L’éphémère capitaine président Dadis Camara, réfugié au Burkina, a certes publiquement exprimé son mal du pays, la Guinée, où son retour est régulièrement annoncé, mais il faudrait pour cela que soient amnistiés les responsables présumés d’un massacre dont le procès ne s’est toujours pas ouvert – celui du 28 septembre 2009. Quant au Malien Toumani Touré, à qui rien n’est reproché, il ne semble guère pressé de quitter sa résidence dakaroise.

Les « fils de »

Au chapitre des relations entre les puissants et la justice, on nous permettra d’ajouter une note de bas de page : elle concerne les « fils de », hier héritiers, voire dauphins putatifs, désormais de plus en plus tenus à une douloureuse reddition des comptes après la chute de leur père. En Libye, Seif el-Islam et Saadi Kadhafi se morfondent en résidence étroitement surveillée.

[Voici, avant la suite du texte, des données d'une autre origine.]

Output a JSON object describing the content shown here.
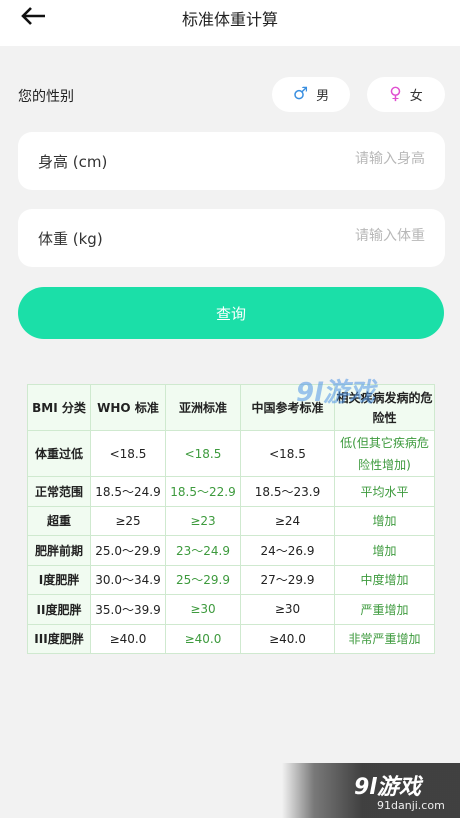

En Égypte, Gamal et Alaa Moubarak sont en liberté conditionnelle entre deux séjours en prison. En Angola, José Filomeno dos Santos croupit depuis quatre mois dans une chambre de la ­prison-hôpital São-Paulo de Luanda. Au Qatar, enfin, Karim Wade semble saisi de vertige devant la probabilité de retrouver sa geôle de Rebeuss s’il retourne au Sénégal – et on peut le comprendre.

Car même si tout s’y achète, à commencer par les conditions de détention, les prisons d’Afrique sont des sortes de boîtes noires que nul ne cherche à décrypter. Et pour les anonymes qui s’y entassent, celles et ceux qui n’ont pas la chance de porter un patronyme illustre, ces décharges humaines méritent encore hélas le nom que les Agnis de Côte d’Ivoire leur avaient donné à l’époque de la chicotte coloniale : « Bi Soua », « la maison des déchets ».